Major Head Start cuts in southern U.P.

Sequestration on the federal level has led to reduction of the Head Start school year by up to 3 1/2 weeks in Menominee, Delta and Schoolcraft counties. The cut affects 254 Head Start children and their families.

The governing board and policy council at the Community Action Agency, which operates the Early Childhood Program, voted to make the cuts earlier this month due to a projected 5 percent cut, or $150,000, in federal funding to the local Head Start program. The cuts will take effect May 1 or 2, depending on a child’s school week.

Sequestration is a program of automatic across-the-board funding cuts adopted by Congress and the President in an attempt to bring leaders back to the negotiating table to pass long-term, specific cuts that would have had less impact on federal programs. When new negotiations didn’t work the automatic cuts took effect.

William Dubord, CAA executive director, said the impact on Head Start is severe because the cuts had to take place in the last two months of the school year instead of being spread out across the entire school year.

“Sequestration is the result of the inability of our leaders in Washington to work together. This is not a targeted approach to reducing spending, but is across the board, making it extremely difficult to make cuts in a fair and compassionate way,” Dubord said.

CAA has other programs that will be less impacted by sequestration because those programs receive some state and local support, including millage, and because the cuts can be spread out throughout more of the programs’ fiscal year, Dubord said.
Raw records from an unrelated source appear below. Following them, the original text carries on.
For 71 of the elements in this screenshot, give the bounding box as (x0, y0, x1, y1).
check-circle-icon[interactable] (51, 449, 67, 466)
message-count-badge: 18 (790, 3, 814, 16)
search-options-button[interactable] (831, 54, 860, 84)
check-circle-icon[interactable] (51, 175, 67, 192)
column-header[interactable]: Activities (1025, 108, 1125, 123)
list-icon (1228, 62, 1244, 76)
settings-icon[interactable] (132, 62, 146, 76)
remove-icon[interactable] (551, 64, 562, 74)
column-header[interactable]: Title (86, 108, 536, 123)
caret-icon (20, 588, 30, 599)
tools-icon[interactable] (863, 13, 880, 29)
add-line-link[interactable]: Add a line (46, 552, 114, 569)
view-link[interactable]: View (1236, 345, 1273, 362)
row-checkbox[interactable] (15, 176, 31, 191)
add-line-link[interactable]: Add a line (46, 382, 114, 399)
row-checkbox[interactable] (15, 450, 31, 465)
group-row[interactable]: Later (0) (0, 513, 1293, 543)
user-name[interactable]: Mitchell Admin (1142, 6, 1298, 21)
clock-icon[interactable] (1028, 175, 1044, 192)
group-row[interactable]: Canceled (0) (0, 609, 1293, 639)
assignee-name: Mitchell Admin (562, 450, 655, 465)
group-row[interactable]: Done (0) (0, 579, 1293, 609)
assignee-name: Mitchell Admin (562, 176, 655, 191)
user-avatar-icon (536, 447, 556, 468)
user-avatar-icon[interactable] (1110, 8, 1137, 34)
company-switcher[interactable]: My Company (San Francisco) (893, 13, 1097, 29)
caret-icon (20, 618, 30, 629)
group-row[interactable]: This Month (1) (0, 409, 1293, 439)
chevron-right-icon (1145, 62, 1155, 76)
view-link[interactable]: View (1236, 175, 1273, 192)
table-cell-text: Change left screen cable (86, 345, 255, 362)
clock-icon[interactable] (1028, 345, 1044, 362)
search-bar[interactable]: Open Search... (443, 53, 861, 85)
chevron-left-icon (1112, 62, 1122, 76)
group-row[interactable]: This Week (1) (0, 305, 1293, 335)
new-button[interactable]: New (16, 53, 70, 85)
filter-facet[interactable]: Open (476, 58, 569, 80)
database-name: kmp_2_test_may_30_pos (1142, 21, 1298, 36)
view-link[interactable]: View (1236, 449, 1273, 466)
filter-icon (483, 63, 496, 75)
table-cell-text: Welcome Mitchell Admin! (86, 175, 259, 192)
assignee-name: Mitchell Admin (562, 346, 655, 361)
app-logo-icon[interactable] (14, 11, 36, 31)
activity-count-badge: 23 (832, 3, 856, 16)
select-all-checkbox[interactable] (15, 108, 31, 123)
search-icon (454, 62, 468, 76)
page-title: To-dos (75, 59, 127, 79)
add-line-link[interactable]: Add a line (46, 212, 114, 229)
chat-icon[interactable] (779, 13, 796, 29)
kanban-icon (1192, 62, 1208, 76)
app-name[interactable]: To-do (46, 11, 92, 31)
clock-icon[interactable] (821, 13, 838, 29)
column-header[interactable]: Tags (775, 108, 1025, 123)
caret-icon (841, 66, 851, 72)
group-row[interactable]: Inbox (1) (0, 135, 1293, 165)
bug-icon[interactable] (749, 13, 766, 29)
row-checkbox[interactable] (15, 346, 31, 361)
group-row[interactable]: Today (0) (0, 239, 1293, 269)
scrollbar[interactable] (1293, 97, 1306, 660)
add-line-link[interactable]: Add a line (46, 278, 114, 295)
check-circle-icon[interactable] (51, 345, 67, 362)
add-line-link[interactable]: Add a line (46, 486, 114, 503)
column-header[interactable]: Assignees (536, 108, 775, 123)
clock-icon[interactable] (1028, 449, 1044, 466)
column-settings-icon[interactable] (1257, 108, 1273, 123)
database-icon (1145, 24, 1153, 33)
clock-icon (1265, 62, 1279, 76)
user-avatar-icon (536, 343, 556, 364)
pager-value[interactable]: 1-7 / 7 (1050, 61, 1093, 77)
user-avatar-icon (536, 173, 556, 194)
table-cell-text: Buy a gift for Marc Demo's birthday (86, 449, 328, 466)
In order to be fiscally responsible, Dubord said CAA leaders can only assume the cuts will not be reinstated next school year. “So we must plan to continue the funding reduction next school year,” he said.

Kim Johnson, Early Childhood Program director, said in a letter to parents that next school year “we anticipate serving slightly fewer children in both Head Start and Early Head Start due to the federal funding cuts, but will be trying to minimize the reductions as much as possible.”

Dubord said the timing of the cut may leave some families scrambling to cover day care for their children and will mean a longer layoff for approximately 70 staff members.

The Early Childhood Program provides comprehensive services that support the healthy development of young children and their families. The program primarily serves low-income families with children from birth to age 5 and pregnant women.